Special issue on Conformance Checking in Process Mining
摘要截稿:
全文截稿: 2020-02-15
影响因子: 2.466
期刊难度:
CCF分类: B类
中科院JCR分区:
• 大类 : 计算机科学 - 2区
• 小类 : 计算机:信息系统 - 2区
Overview
Process mining combines process model-driven approaches and data mining techniques to create methods and tools providing fact-based insights into processes and supporting process improvements (van der Aalst, 2011). Over the past two decades, the field has matured significantly from an initial focus on discovering control-flow models from event data to a myriad of new research challenges. The growth of the field of process mining is reflected by the growing community of researchers which form a recognizable and constant presence at conferences such as CAiSE and BPM - and more recently by the birth of its own International Conference on Process Mining. It is also telling that industry has witnessed an uptake of process mining techniques resulting in a growing market approaching $160 million[1].
One of the research challenges within process mining that has gained significant traction over the past decade is that of conformance checking. Conformance Checking relates modelled and recorded behaviour of a process and provides techniques and methods to compare and analyse observed process behaviour in the presence of a process model.
This Special Issue invites researchers active in the field of conformance checking to submit original research papers that explore the current boundaries of the research domain. Submissions should introduce new paradigms, address promising application domains or tackle interesting challenges which has the potential to uncover many new research opportunities for the future. Some application domains are, among others:
Process diagnostics -Process diagnostics is the broad area of exploratory data analysis which provides value to the user by adding structure and context to the original process data. Deviation detection, root cause analysis, deviation categorisation and performance analysis are examples of specific application domains that provide promising research opportunities for conformance checking techniques.
Compliance -Compliance refers to the procedures and internal control systems that organisations have in place to comply with regulations and laws, such as e.g. GDPR. Within the area of compliance, conformance checking can play an important role in checking process rules.
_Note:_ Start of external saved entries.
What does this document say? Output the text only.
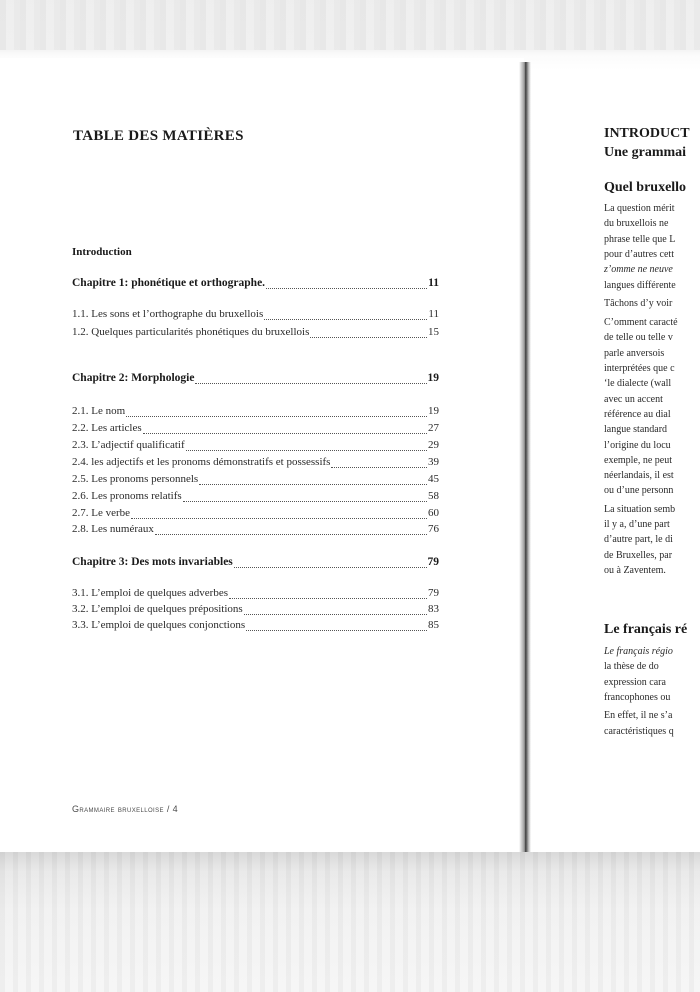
TABLE DES MATIÈRES
Introduction
Chapitre 1: phonétique et orthographe.	11
1.1. Les sons et l’orthographe du bruxellois	11
1.2. Quelques particularités phonétiques du bruxellois	15
Chapitre 2: Morphologie	19
2.1. Le nom	19
2.2. Les articles	27
2.3. L’adjectif qualificatif	29
2.4. les adjectifs et les pronoms démonstratifs et possessifs	39
2.5. Les pronoms personnels	45
2.6. Les pronoms relatifs	58
2.7. Le verbe	60
2.8. Les numéraux	76
Chapitre 3: Des mots invariables	79
3.1. L’emploi de quelques adverbes	79
3.2. L’emploi de quelques prépositions	83
3.3. L’emploi de quelques conjonctions	85
Grammaire bruxelloise / 4
INTRODUCT
Une grammai
Quel bruxello
La question mérit
du bruxellois ne
phrase telle que L
pour d’autres cett
z’omme ne neuve
langues différente
Tâchons d’y voir
C’omment caracté
de telle ou telle v
parle anversois
interprétées que c
‘le dialecte (wall
avec un accent
référence au dial
langue standard
l’origine du locu
exemple, ne peut
néerlandais, il est
ou d’une personn
La situation semb
il y a, d’une part
d’autre part, le di
de Bruxelles, par
ou à Zaventem.
Le français ré
Le français régio
la thèse de do
expression cara
francophones ou
En effet, il ne s’a
caractéristiques q
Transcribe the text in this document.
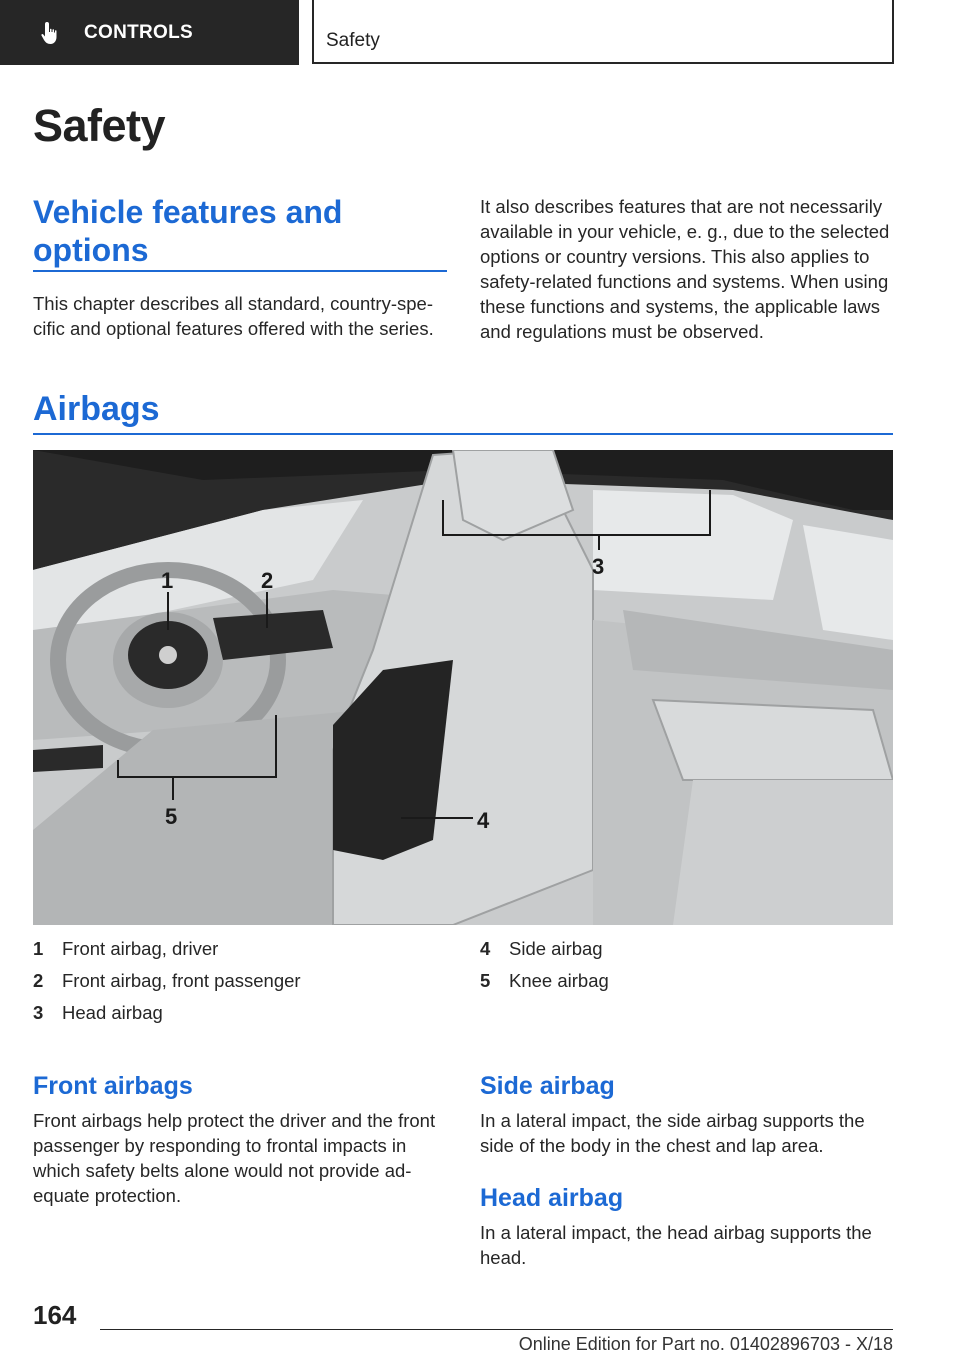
CONTROLS	Safety
Safety
Vehicle features and options
This chapter describes all standard, country-specific and optional features offered with the series.
It also describes features that are not necessarily available in your vehicle, e. g., due to the selected options or country versions. This also applies to safety-related functions and systems. When using these functions and systems, the applicable laws and regulations must be observed.
Airbags
1	2
3
4
5
1	Front airbag, driver
2	Front airbag, front passenger
3	Head airbag
4	Side airbag
5	Knee airbag
Front airbags
Front airbags help protect the driver and the front passenger by responding to frontal impacts in which safety belts alone would not provide adequate protection.
Side airbag
In a lateral impact, the side airbag supports the side of the body in the chest and lap area.
Head airbag
In a lateral impact, the head airbag supports the head.
164
Online Edition for Part no. 01402896703 - X/18
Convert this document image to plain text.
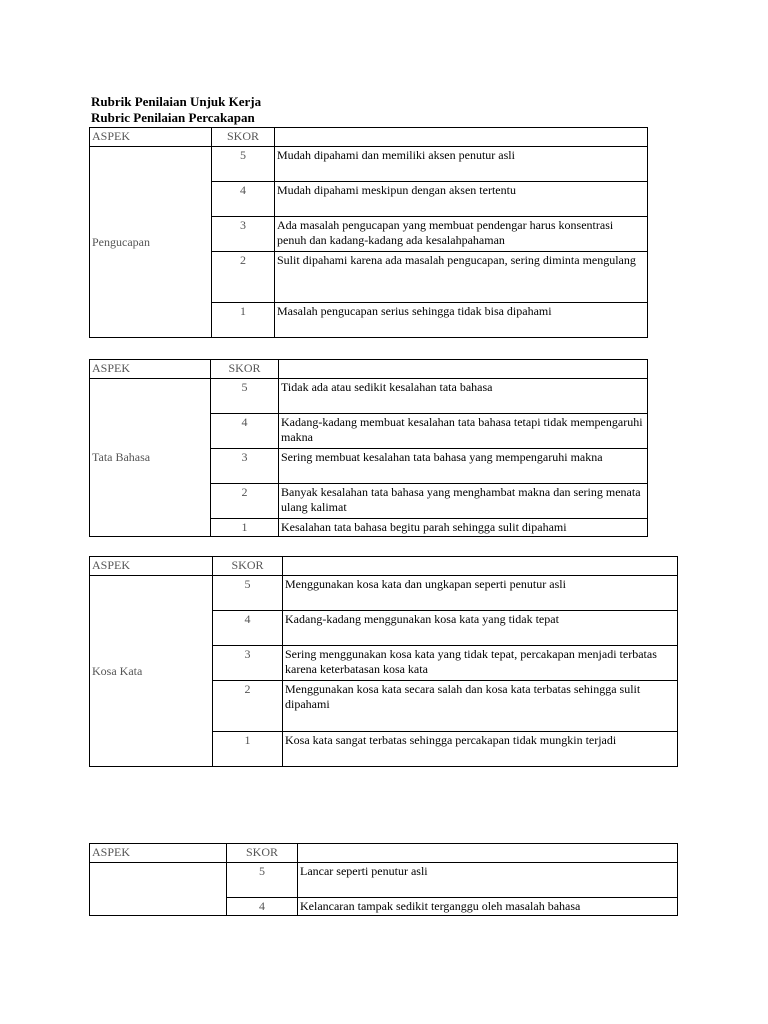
Rubrik Penilaian Unjuk Kerja
Rubric Penilaian Percakapan
ASPEK	SKOR	
Pengucapan	5	Mudah dipahami dan memiliki aksen penutur asli
	4	Mudah dipahami meskipun dengan aksen tertentu
	3	Ada masalah pengucapan yang membuat pendengar harus konsentrasi penuh dan kadang-kadang ada kesalahpahaman
	2	Sulit dipahami karena ada masalah pengucapan, sering diminta mengulang
	1	Masalah pengucapan serius sehingga tidak bisa dipahami
ASPEK	SKOR	
Tata Bahasa	5	Tidak ada atau sedikit kesalahan tata bahasa
	4	Kadang-kadang membuat kesalahan tata bahasa tetapi tidak mempengaruhi makna
	3	Sering membuat kesalahan tata bahasa yang mempengaruhi makna
	2	Banyak kesalahan tata bahasa yang menghambat makna dan sering menata ulang kalimat
	1	Kesalahan tata bahasa begitu parah sehingga sulit dipahami
ASPEK	SKOR	
Kosa Kata	5	Menggunakan kosa kata dan ungkapan seperti penutur asli
	4	Kadang-kadang menggunakan kosa kata yang tidak tepat
	3	Sering menggunakan kosa kata yang tidak tepat, percakapan menjadi terbatas karena keterbatasan kosa kata
	2	Menggunakan kosa kata secara salah dan kosa kata terbatas sehingga sulit dipahami
	1	Kosa kata sangat terbatas sehingga percakapan tidak mungkin terjadi
ASPEK	SKOR	
	5	Lancar seperti penutur asli
	4	Kelancaran tampak sedikit terganggu oleh masalah bahasa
Process model improvement -The comparison of recorded and modelled process behaviour generates various opportunities towards process redesign and improvement. Conformance checking create opportunities for process model improvement challenges, such as model enrichment which tries to visually enrich an existing process model, as well as model repair which alters process models to better reflect reality.
Process Discovery Quality Assessment -Process Discovery Quality Assessment is the area concerned with the evaluation of process discovery algorithms. One of the main challenges in this application domain relates to the availability of suitable quality metrics to assess the quality of models with respect to the data.
Predictive business process monitoring -Predictive Business Process Monitoring refers to the prediction of the future of incomplete process instances. Conformance checking can play an important role in this application field by providing both new input features as well as the actual target variable for such prediction problems.
Potential challenges with respect to conformance checking include, but are not limited to:
Representing uncertainty and preventing bias -When conformance checking is used to make claims to what extent the process model conforms the underlying process, or the other way around, rather than the observed data, it becomes important to realize that the observed data is only an incomplete sample of the possible behaviour. Consequently, the conformance measures has the potential to be imprecise or even biased. Research is needed to address these issues.
Computational feasibility and online conformance checking -Computational feasibility is an important challenge in the field of conformance checking. As the size of event logs persistently become larger, the conformance metrics need to become increasingly computational efficient. As event logs can even become so large that it is no longer possible to store it all, conformance checking needs to operate in an online setting, which presents its own set of challenges.
Desired properties of conformance measures:A substantial part of conformance checking deals with the development of measures to express process conformance in a quantitative way. Despite the various measures that have been presented over the past decade, many challenges remain open with respect to desired properties of such measures and to what extent current measures meet these requirements. Possible requirements, among others, are logical consistency, robustness, confidence and comparability of the measures.
Multi-perspective and multi-paradigm conformance checking:Where in the early days of process mining the control-flow perspective and a procedural paradigm expressed in Petri net notation dominated the field of process mining, different perspectives, paradigms and modelling notations have been explored over time. Currently, various techniques even exist which mix these perspectives, paradigms and notations, introducing a whole new set of challenges to conformance checking.